Di tengah kecamuk pikirannya itu tiba-tlba Triman dikejutkan suara petir yang menggelegar amat keras. Tak lama kemudian disusul hujan yang cukup deras disertai angin kencang. Tak hanya itu, dari dalam rumah juga terdengar suara tangis anaknya yang baru berusia dua tahun.
“Kenapa Tito menangis?” ucap Triman kepada Peni setelah masuk kamar.
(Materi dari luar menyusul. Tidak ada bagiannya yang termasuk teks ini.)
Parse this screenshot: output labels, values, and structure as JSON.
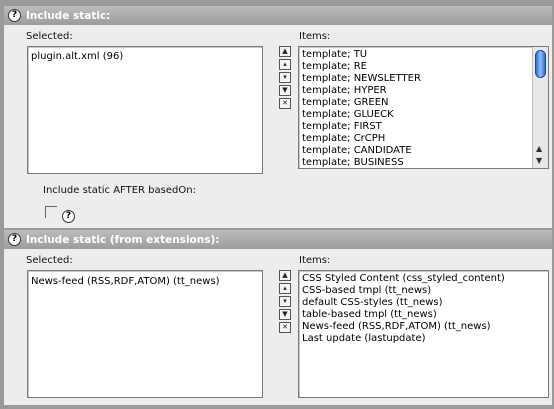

“Mungkin kaget mendengar petir itu tadi,” kata Peni sambil membenahi selimut dan meninabobokan anaknya agar tidur kembali.
***
Sebelum matahari terbit. Triman menuju kandang kambing miliknya. Di antara empat ekor kambing yang ada, Triman menuntun seekor kambing yang paling besar dan kemudian dibawa ke pasar yang tak jauh dari rumahnya. Setelah tawar-menawar yang cukup alot dengan calon pembeli, kambing miliknya akhirnya dilepas dengan harga Rp. 2.850.000.
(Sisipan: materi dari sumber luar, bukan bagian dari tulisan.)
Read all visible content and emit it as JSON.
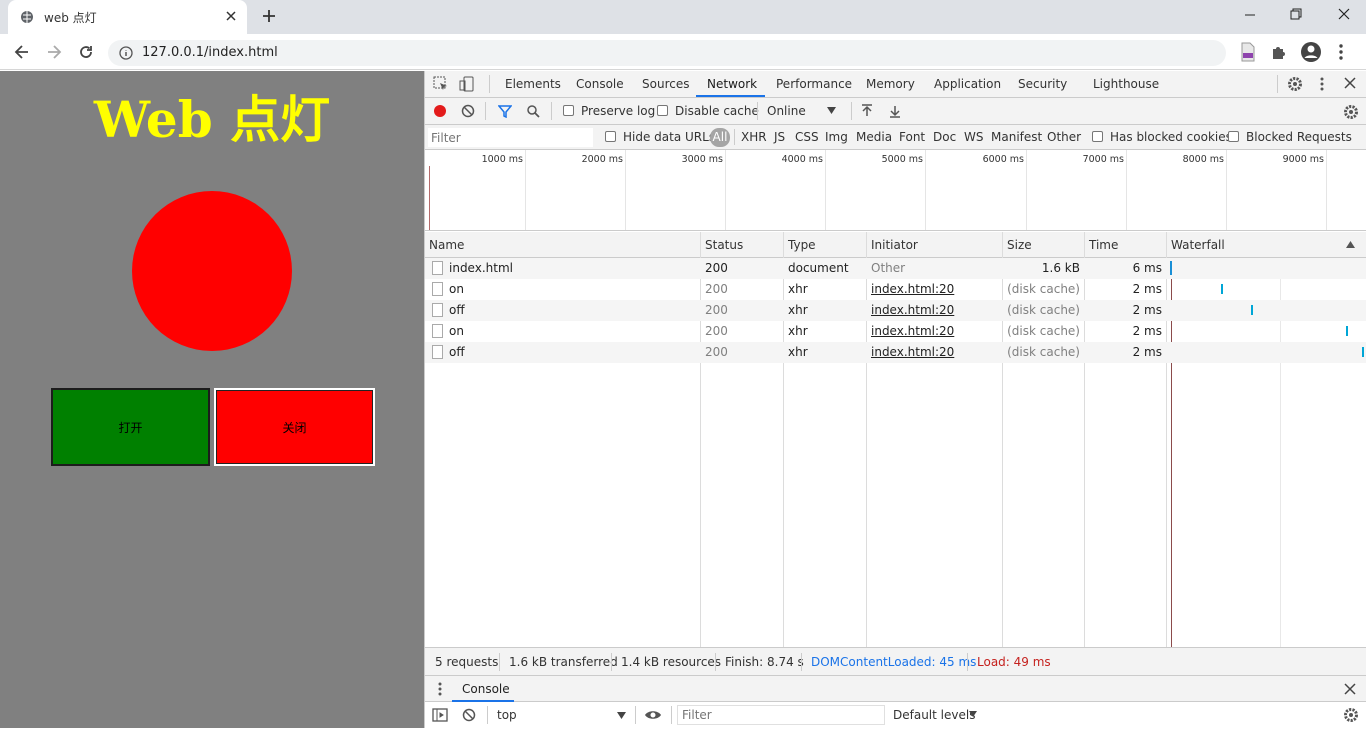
{
  "browser": {
    "tab_title": "web 点灯",
    "url": "127.0.0.1/index.html"
  },
  "page": {
    "heading": "Web 点灯",
    "lamp_color": "#ff0000",
    "on_button": "打开",
    "off_button": "关闭",
    "on_button_color": "#008000",
    "off_button_color": "#ff0000"
  },
  "devtools": {
    "tabs": [
      "Elements",
      "Console",
      "Sources",
      "Network",
      "Performance",
      "Memory",
      "Application",
      "Security",
      "Lighthouse"
    ],
    "selected_tab": "Network",
    "toolbar": {
      "preserve_log": "Preserve log",
      "disable_cache": "Disable cache",
      "throttling": "Online"
    },
    "filter": {
      "placeholder": "Filter",
      "hide_data_urls": "Hide data URLs",
      "types": [
        "All",
        "XHR",
        "JS",
        "CSS",
        "Img",
        "Media",
        "Font",
        "Doc",
        "WS",
        "Manifest",
        "Other"
      ],
      "selected_type": "All",
      "has_blocked_cookies": "Has blocked cookies",
      "blocked_requests": "Blocked Requests"
    },
    "timeline_ticks": [
      "1000 ms",
      "2000 ms",
      "3000 ms",
      "4000 ms",
      "5000 ms",
      "6000 ms",
      "7000 ms",
      "8000 ms",
      "9000 ms"
    ],
    "columns": [
      "Name",
      "Status",
      "Type",
      "Initiator",
      "Size",
      "Time",
      "Waterfall"
    ],
    "requests": [
      {
        "name": "index.html",
        "status": "200",
        "type": "document",
        "initiator": "Other",
        "size": "1.6 kB",
        "time": "6 ms"
      },
      {
        "name": "on",
        "status": "200",
        "type": "xhr",
        "initiator": "index.html:20",
        "size": "(disk cache)",
        "time": "2 ms"
      },
      {
        "name": "off",
        "status": "200",
        "type": "xhr",
        "initiator": "index.html:20",
        "size": "(disk cache)",
        "time": "2 ms"
      },
      {
        "name": "on",
        "status": "200",
        "type": "xhr",
        "initiator": "index.html:20",
        "size": "(disk cache)",
        "time": "2 ms"
      },
      {
        "name": "off",
        "status": "200",
        "type": "xhr",
        "initiator": "index.html:20",
        "size": "(disk cache)",
        "time": "2 ms"
      }
    ],
    "status": {
      "requests": "5 requests",
      "transferred": "1.6 kB transferred",
      "resources": "1.4 kB resources",
      "finish": "Finish: 8.74 s",
      "dcl": "DOMContentLoaded: 45 ms",
      "load": "Load: 49 ms",
      "dcl_color": "#1a73e8",
      "load_color": "#c5221f"
    },
    "drawer": {
      "tab": "Console",
      "context": "top",
      "filter_placeholder": "Filter",
      "levels": "Default levels"
    }
  }
}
Dengan membawa uang itu, entah mengapa tiba-tiba hati Triman menjadi berbunga-bunga sendiri. Keinginannya untuk membelikan kalung Peni akan segera terwujud. Peni tentu akan sangat bahagia, pikirnya.
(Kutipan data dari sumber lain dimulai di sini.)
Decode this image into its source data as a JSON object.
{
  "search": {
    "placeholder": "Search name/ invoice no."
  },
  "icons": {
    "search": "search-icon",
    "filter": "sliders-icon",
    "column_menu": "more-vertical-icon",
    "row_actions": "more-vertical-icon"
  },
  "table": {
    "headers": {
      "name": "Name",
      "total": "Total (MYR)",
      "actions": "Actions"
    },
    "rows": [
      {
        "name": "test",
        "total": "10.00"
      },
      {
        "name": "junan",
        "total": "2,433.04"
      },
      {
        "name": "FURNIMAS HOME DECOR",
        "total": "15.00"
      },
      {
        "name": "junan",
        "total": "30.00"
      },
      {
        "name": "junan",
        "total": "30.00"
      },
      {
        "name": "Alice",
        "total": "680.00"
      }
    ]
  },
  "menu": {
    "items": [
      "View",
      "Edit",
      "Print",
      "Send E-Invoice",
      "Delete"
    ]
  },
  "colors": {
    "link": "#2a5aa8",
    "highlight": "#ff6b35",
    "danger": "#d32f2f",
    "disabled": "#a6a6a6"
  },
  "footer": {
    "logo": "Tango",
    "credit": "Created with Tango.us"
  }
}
“Ini uang dari jualan kambing. Kamu bisa membeli kalung hari ini. Jika masih kurang, kamu bisa cari pinjaman tetangga, tapi jangan banyak-banyak,” ucap Triman sambil menyerahkan uang.
Peni tersenyum. Uang di tangannya dihitung sebentar. “Enggak perlu cari pinjaman. Uang ini sudah cukup untuk beli kalung.” Peni lalu masuk ke kamar untuk berganti baju. Sesaat kemudian Peni sudah keluar lagi dan bergegas ke pasar hendak membeli kalung emas.